Machine Learning

Visualizing What Batch Normalization Is and Its Advantages

Optimizing your neural network training with Batch Normalization

Peng Qian

01 Feb 2024 — 4 min read

Visualizing what batch normalization is and its advantages

Introduction

Have you, when conducting deep learning projects, ever encountered a situation where the more layers your neural network has, the slower the training becomes?

If your answer is YES, then congratulations, it's time for you to consider using batch normalization now.

What is Batch Normalization?

As the name suggests, batch normalization is a technique where batched training data, after activation in the current layer and before moving to the next layer, is standardized. Here's how it works:

The entire dataset is randomly divided into N batches without replacement, each with a mini_batch size, for the training.
For the i-th batch, standardize the data distribution within the batch using the formula: (Xi - Xmean) / Xstd.
Scale and shift the standardized data with γXi + β to allow the neural network to undo the effects of standardization if needed.

The steps seem simple, don't they?
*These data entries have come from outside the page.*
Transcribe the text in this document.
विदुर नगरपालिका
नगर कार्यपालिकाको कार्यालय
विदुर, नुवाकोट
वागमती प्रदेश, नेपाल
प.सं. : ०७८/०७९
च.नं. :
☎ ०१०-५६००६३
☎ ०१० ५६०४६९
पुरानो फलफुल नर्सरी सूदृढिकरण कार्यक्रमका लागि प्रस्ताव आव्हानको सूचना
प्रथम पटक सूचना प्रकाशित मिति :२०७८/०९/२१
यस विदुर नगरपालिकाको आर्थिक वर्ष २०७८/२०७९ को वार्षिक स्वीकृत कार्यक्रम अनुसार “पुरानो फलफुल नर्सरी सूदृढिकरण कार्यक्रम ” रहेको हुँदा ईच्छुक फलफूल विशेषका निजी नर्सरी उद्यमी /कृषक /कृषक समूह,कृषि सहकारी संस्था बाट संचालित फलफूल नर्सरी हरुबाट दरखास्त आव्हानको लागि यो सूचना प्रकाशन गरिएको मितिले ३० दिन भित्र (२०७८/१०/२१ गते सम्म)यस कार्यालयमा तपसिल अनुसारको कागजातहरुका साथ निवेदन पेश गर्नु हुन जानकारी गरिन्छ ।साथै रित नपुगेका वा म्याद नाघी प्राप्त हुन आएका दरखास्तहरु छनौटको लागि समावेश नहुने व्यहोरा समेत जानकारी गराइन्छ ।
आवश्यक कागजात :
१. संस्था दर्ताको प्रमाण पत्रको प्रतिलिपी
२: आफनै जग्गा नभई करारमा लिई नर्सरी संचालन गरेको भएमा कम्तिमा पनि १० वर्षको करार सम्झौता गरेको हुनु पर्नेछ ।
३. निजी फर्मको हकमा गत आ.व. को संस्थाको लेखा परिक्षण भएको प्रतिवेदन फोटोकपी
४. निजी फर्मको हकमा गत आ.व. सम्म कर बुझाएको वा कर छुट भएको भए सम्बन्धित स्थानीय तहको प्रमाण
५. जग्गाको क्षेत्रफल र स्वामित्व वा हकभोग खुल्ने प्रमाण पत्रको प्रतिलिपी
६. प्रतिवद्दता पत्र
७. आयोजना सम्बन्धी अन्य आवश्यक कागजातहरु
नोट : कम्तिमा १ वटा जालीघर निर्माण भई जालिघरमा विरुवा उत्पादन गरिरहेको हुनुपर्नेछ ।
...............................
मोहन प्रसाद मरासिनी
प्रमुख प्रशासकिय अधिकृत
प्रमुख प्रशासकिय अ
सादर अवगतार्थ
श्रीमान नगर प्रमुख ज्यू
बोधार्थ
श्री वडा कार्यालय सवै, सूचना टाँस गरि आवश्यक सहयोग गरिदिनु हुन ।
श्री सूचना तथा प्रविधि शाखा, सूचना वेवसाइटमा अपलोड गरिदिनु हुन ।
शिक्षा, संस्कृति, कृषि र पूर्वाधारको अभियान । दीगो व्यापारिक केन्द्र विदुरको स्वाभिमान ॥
So, what are the advantages of batch normalization?

Advantages of Batch Normalization

Speeds up model convergence

Neural networks commonly adjust parameters using gradient descent. If the cost function is smooth and has only one lowest point, the parameters will converge quickly along the gradient.

But if there's a significant variance in the data distribution across nodes, the cost function becomes less like a pit bottom and more like a valley, making the convergence of the gradient exceptionally slow.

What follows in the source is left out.